Samsung complained about the domain, a fan site resolving to ‘sammyhub.com’, under the Uniform Domain Name Dispute Resolution Policy (UDRP).
As well as reporting on Samsung news, the site hosted advertising provided by Google AdSense, which displays targeted adverts matching keywords that advertisers bid on.
In a decision on May 18, which was published on June 3, WIPO panellist Nicholas Smith dismissed Samsung’s complaint.
After finding that the domain does incorporate Samsung’s registered trademark, Smith was left to decide whether the registrant, an Indian man, had a legitimate interest in the domain and had registered and used it in good faith.
Registrants of fan sites can have a legitimate interest in a domain that includes a complainant’s trademark, as long as the site has been used, is distinctive from an official site and is non-commercial in nature.
Some panels have found, however, that having advertising precludes fan site status.
But there are some cases where “a degree of incidental commercial activity” is allowed, especially when it is clear that the respondent is not trying to pass itself off as the trademark owner and doesn’t sell any goods on the site.
“Other than the placement of Google advertisements on the website, the respondent’s website appears to be non-commercial,” the panellist said, noting that the site had been used since 2006.
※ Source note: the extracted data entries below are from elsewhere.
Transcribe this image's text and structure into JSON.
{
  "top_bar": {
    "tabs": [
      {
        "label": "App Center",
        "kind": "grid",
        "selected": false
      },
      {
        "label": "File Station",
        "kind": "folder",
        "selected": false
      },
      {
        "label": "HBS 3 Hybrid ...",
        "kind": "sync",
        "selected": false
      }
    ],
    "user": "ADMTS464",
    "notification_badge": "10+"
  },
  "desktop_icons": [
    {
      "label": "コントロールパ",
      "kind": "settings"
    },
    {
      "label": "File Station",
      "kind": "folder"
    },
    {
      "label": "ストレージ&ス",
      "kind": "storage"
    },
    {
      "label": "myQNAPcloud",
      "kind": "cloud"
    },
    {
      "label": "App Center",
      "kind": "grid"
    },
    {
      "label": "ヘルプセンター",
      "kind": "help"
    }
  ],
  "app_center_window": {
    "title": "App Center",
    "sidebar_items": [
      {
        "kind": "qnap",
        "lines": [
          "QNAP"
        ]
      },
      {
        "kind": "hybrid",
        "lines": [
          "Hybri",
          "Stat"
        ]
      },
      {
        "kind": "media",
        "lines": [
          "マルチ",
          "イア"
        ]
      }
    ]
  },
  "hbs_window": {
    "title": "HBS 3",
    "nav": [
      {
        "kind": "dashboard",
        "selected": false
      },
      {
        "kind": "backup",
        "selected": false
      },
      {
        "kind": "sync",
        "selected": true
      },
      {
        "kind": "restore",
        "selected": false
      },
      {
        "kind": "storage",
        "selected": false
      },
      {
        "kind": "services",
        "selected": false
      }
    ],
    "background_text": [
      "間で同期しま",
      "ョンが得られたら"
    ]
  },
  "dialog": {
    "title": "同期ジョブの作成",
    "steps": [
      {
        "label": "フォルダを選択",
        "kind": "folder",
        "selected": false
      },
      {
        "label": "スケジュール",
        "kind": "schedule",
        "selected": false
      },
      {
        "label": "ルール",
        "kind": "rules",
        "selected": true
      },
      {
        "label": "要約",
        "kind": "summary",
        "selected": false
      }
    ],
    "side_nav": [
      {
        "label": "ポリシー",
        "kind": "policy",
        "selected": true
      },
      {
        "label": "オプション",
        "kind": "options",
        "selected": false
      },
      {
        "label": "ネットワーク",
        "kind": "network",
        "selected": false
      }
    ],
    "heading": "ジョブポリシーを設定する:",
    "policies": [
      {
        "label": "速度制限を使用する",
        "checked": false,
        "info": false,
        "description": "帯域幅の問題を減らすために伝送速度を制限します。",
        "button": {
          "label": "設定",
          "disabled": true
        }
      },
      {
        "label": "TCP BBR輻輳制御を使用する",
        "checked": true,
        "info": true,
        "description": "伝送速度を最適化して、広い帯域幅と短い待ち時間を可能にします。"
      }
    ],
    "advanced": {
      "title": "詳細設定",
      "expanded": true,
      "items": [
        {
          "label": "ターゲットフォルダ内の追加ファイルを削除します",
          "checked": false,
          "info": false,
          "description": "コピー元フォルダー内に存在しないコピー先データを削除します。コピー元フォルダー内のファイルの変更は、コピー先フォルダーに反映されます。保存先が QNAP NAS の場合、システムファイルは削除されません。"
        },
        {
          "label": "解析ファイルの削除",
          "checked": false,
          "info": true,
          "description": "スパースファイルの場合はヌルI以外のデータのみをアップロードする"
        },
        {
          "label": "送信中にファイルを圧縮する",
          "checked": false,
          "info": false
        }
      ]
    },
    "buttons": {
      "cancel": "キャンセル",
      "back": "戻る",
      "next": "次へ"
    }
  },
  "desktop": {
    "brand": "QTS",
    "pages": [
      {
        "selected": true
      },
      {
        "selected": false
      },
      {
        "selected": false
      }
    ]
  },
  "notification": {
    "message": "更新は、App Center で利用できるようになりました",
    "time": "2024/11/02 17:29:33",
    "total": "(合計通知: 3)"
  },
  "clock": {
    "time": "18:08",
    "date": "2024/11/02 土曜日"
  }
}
Samsung claimed that because some of the adverts referred to other companies, which may or may not be its competitors, there was enough evidence to show bad faith.
But the panellist said: “There is no evidence in the record that casts doubt on the respondent’s claim that the advertising links are sent automatically by a third-party (Google) advertising feed provider using keyword search techniques rather than human selection.
“It cannot be assumed that the respondent requested such links or was even aware of them before receiving notice of this dispute.”
Flip Petillion, partner at Crowell & Moring LLP, said he agreed with the “well-written and well-reasoned” decision, especially the part covering the respondent’s use of Google AdSense.
The case re-emphasises that UDRP panels are increasingly considering the defence of laches – which is a little-used legal doctrine that can thwart complainants who have waited too long to file a UDRP case – according to Howard Neu, who represents domain name registrants in UDRP cases.
“One of the most important factors here is that Samsung waited so long [before filing the case],” he said, adding that it was unclear why there was a delay.
Petillion said “there is nothing in the UDRP rules” that stops complainants from waiting several years to file a complaint, and doing so should not necessarily count against them.
In a case last year, a UDRP panellist made the unusual move of refusing to transfer a website to the complainant – Victoria’s Secret – by relying solely on the laches defence.